Quand arriveront les pluies d’automne – désormais, elles ne devraient pas tarder – pour moi, ce sera la fin. Ce tunnel se remplira d’eau et je me noierai. De temps à autre, j’espère qu’il ne pleuvra pas beaucoup cet automne et parfois je souhaite exactement le contraire pour mettre un terme à tout ; mais en définitive, comme je l’ai dit, je n’attends plus rien et c’est quand je perds absolument tout espoir – et seulement à ce moment-là – que, bizarrement, je me sens très heureux. Je voudrais que chacun sache que je ne mourrai pas en proie au désespoir, mais heureux d’avoir appris qu’il est vain de nourrir d’inutiles espérances.
Selon l’usage, je confie ce message à la bouteille, sans même espérer que quelqu’un la trouve.

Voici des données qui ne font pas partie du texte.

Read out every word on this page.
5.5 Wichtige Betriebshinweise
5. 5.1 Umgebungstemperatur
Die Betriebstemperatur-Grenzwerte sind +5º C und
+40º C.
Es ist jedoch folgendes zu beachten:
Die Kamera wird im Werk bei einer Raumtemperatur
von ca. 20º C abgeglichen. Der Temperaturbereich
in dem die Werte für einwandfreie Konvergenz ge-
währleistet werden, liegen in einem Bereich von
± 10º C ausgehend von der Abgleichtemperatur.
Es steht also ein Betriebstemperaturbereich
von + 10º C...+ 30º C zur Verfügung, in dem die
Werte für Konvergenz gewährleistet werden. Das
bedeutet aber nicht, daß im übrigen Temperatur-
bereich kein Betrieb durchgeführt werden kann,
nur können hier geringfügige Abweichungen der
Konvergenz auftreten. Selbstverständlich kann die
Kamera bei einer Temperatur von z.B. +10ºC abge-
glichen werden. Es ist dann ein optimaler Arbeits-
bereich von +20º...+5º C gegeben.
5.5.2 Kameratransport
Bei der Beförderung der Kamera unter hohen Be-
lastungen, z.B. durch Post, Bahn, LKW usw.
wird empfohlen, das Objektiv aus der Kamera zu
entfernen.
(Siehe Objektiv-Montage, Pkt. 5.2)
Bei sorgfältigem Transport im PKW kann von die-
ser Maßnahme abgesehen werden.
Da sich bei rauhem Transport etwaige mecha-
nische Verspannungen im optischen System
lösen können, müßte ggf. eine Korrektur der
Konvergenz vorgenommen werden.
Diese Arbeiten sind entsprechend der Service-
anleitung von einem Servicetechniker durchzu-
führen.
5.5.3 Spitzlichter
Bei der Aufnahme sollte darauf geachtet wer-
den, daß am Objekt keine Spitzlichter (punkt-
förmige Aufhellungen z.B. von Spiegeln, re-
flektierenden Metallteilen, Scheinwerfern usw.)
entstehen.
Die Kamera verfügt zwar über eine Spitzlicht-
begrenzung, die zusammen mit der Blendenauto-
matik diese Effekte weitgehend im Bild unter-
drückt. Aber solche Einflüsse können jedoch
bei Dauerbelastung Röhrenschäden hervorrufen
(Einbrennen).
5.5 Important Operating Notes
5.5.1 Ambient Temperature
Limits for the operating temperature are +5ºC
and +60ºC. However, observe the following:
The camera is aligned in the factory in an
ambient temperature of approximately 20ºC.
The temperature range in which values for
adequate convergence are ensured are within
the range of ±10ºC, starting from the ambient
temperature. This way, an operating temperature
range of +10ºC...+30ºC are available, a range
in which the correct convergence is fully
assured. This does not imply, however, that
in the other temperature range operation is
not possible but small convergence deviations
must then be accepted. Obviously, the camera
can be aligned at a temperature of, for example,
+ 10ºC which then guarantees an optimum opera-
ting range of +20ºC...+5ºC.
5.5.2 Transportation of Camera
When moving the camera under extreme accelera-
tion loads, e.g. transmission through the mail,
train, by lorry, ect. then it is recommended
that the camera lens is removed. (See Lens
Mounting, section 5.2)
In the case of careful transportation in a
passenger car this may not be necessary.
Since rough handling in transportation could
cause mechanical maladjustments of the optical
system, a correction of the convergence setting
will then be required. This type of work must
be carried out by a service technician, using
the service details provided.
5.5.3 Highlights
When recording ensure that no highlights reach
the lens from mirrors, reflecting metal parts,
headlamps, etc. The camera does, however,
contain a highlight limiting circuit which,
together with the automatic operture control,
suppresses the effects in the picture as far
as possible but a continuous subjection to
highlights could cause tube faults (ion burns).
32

Au bord du fleuve souterrain du Salento, le 20 (?) septembre 1990
Martin Mann
Je dois dire que, de prime abord, j’ai pensé à la plaisanterie d’un joyeux drille. Mais qui avait eu accès à l’orifice du puits de mon beau-père ? Il le ferme avec un volet de fer et un gros cadenas dont il est seul à posséder la clef qu’il garde jalousement dans la crainte que quelqu’un – un maraudeur, un curieux, un chasseur étourdi – ne tombe dans le puits ; en outre, mon beau-père, à quatre-vingt-six ans, n’est pas homme à faire des plaisanteries de ce genre. Comme il était là, pas loin de moi, en train d’éliminer des pommes qu’il ne supporte pas de voir grossir par dizaines sur la même branche, même si elles sont saines, je lui ai fait lire les feuillets que j’avais en main. Il m’a regardé, ironique, et m’a dit :
« De qui entends-tu te moquer ?
– De personne, mais c’est un fait, j’ai vraiment repêché ce flacon. Cela semble incroyable, mais quelqu’un doit l’avoir jeté dans le puits.
– Impossible !
– Comment, impossible ! Et si entre les briques des parois du puits qui filtrent l’eau s’était créée une fissure suffisante pour faire passer cette petite bouteille ?
Et lui, laconique :
– Gianluca, à ton âge, il faut arrêter de te raconter des histoires ! »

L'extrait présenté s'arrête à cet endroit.